In April, Alibaba was fined US$2.8 billion, which was one of the heftiest fines faced by a Chinese company. SAMR alleged in a statement that since 2015, the Group "has abused its dominant position in the market" and imposed a "Choose one out of two" requirement for its merchants. It also claimed that this has prohibited Alibaba's merchants from opening stores or participating in promotional activities on other rival platforms.
Meanwhile earlier this week, it was reported that antitrust regulators in China will be blocking Tencent Holdings’ merger of the top two videogame streaming sites, Huya and DouYu. This came as Tencent failed to produce remedies to meet SAMR's requirements on giving up exclusive rights.
Tencent also withdrew its merger application for antitrust review as it was unable to complete a resubmission within 180 days after submitting the application for the first time. The news of the merger of Huya and DouYu emerged last year. Currently, Tencent currently owns a 36.9% stake in Huya and more than 33% in DouYu.
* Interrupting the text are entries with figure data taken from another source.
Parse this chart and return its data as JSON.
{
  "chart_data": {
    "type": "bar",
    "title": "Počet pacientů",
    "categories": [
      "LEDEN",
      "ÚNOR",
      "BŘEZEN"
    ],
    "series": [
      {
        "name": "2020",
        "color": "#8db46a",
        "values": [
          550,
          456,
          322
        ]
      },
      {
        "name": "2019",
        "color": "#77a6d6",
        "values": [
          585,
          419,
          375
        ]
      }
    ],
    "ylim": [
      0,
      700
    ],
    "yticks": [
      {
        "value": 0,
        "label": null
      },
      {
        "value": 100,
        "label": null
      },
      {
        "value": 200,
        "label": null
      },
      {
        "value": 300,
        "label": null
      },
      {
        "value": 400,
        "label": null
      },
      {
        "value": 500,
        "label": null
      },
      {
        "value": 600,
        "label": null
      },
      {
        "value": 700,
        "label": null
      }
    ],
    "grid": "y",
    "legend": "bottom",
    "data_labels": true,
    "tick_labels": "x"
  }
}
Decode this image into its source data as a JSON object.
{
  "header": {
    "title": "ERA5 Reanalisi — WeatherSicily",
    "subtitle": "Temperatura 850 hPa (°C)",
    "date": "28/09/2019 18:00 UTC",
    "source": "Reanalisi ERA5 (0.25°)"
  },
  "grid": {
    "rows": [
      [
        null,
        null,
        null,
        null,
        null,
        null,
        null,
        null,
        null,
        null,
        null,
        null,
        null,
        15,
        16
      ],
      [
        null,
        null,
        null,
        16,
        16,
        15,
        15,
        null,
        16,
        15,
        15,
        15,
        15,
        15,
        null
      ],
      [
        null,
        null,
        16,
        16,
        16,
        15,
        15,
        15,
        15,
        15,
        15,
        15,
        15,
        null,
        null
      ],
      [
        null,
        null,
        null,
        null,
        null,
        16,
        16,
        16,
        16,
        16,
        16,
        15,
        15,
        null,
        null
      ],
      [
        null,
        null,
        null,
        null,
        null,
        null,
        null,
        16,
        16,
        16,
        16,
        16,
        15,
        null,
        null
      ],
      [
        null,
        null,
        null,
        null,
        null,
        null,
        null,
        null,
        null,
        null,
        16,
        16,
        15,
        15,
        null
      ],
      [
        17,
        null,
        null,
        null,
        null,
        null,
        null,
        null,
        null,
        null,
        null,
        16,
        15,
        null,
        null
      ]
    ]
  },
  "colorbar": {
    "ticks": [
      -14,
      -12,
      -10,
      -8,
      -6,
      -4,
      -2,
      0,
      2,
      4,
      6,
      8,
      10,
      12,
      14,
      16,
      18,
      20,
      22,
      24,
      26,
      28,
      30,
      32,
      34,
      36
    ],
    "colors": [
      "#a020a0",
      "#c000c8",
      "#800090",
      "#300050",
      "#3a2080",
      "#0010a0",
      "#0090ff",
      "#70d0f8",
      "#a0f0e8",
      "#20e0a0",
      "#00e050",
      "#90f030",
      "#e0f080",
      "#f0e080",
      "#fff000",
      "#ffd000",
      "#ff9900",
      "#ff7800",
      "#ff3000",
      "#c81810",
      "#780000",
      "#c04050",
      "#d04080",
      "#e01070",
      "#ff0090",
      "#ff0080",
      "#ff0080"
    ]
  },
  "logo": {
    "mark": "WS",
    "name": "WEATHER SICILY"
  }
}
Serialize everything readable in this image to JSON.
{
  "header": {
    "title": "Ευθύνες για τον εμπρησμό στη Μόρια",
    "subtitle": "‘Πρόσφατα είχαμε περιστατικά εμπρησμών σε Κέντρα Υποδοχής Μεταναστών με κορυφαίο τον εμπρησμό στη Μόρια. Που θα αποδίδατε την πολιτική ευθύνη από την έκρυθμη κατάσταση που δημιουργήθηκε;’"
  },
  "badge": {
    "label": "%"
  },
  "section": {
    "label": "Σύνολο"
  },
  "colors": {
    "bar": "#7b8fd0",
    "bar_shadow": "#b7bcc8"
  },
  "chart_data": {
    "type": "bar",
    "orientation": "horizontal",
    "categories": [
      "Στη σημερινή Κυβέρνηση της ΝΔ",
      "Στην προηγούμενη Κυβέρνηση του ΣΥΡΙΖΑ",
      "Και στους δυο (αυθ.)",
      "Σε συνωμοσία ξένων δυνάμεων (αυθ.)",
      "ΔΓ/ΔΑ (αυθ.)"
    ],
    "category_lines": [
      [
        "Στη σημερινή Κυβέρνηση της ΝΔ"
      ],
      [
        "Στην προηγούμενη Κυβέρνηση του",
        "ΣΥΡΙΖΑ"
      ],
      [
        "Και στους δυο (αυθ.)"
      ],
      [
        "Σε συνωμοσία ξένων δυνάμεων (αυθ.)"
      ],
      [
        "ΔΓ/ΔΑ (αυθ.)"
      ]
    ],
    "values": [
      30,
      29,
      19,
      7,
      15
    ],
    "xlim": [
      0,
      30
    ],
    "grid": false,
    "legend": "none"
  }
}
The two platforms hold the top two positions in China’s video gaming streaming industry and are popular destinations for esports tournaments streaming and professional gamers.
The Chinese government also asked ride-hailing company Didi Chuxing to remove from app stores due to serious violations on Didi Global's collection and usage of personal information. Multiple reports said Chinese cybersecurity watchdog, the Cyberspace Administration of China, announced the ban on Sunday, just two days after the regulator said it was starting a cybersecurity review of the company.
The authority said on Sunday that it ordered Didi Chuxing to rectify its problems following legal requirements and national standards and take steps to protect the personal information of its users. On the same day, Didi Chuxing said it had halted new user registrations as of 3 July and was now working to rectify its app in accordance with regulatory requirements. Just yesterday, CNBC reported that Didi's main app was removed as a shortcut from WeChat and Alipay.